Not all research points only to blood type O. Some older small studies suggested that people with type B might show up more often among groups of centenarians in certain populations, though later analyses found conflicting evidence and some indicated type B may decline with age more than other types in some cohorts. That highlights the fact that findings can vary between populations and study designs. For example, one study in Tokyo noted a higher frequency of type B among centenarians compared with younger controls, but this pattern has not been consistently observed in broader patient populations. Similarly, differences in health outcomes related to other blood groups (like A or AB) are complex. Some research hints that type A may have slightly higher risks of early stroke compared with type O, but this relates to specific cardiovascular risks rather than direct evidence of lifespan differences.

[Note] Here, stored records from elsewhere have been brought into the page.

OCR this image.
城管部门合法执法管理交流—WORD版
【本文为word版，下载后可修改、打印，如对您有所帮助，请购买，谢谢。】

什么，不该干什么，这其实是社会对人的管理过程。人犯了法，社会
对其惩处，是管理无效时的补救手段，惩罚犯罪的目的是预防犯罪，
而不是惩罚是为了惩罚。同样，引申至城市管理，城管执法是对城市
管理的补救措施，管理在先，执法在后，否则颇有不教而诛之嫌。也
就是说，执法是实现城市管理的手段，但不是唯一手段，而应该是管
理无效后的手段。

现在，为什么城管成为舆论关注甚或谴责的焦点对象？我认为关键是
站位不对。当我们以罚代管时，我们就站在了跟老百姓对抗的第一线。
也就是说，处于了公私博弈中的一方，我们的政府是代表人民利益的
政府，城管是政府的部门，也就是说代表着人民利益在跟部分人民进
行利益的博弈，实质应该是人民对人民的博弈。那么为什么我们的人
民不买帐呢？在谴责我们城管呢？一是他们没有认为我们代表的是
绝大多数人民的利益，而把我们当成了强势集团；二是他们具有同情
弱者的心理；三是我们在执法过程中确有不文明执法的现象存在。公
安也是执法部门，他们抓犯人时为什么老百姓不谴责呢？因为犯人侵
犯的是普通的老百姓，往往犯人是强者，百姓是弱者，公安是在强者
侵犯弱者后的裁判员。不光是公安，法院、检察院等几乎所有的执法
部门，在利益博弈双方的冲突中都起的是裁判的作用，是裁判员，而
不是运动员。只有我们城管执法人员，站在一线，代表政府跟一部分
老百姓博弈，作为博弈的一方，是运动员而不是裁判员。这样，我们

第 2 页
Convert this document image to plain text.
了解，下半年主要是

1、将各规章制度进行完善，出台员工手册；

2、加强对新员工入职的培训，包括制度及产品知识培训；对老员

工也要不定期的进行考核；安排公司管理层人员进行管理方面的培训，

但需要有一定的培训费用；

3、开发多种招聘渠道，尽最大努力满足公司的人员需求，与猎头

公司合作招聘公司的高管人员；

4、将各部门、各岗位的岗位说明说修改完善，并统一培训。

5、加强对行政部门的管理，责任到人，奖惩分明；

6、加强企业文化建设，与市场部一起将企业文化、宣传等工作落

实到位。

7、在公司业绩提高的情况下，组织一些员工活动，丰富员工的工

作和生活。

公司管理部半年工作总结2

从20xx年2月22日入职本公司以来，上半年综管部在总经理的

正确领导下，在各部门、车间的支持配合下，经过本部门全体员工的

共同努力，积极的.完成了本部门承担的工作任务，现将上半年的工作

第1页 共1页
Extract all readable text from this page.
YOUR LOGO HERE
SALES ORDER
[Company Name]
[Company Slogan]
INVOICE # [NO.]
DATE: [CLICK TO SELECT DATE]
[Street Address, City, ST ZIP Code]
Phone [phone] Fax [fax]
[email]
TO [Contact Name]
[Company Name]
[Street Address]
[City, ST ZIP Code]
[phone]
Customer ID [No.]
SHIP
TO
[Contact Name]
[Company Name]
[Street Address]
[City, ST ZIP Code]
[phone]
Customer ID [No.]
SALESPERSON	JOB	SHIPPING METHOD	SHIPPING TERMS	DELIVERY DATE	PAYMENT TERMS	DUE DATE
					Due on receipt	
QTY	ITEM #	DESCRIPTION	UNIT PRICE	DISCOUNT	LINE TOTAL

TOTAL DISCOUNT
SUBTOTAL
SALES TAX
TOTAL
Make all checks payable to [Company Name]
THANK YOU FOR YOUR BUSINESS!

Beyond Blood Type: What Really Matters for Longevity
Even though certain blood types may be statistically over‑represented among very old adults in some studies, experts emphasise that blood type by itself does not determine lifespan. Genes, environment, nutrition, physical activity, stress levels and access to healthcare all play major roles in whether someone lives to 100 or beyond. For instance, research shows that populations of centenarians tend to share favorable health biomarker profiles — including balanced cholesterol, glucose, and inflammation markers — regardless of blood type. These biological factors are shaped by complex interactions between genetics and lifestyle over many decades. In other words, while having a blood type associated with lower cardiovascular risk might help, it is not a guarantee of exceptional longevity. People with all blood types can live long, healthy lives if other lifestyle and environmental conditions support it

Scientific Consensus and Public Interest
Interest in links between blood type and longevity remains high among the general public, in part because blood type is easy to know and unchangeable. However, scientists caution against interpreting such associations as causal or predictive on an individual level. More large‑scale, well‑controlled research is needed to clarify how much blood type truly contributes to lifespan compared with other genetic and lifestyle influences. In summary, blood type O may offer some health advantages linked to a lower risk of major age‑related diseases, which could help explain its prevalence among some centenarian groups. But living to 100 is a complex outcome influenced by many factors beyond blood type alone.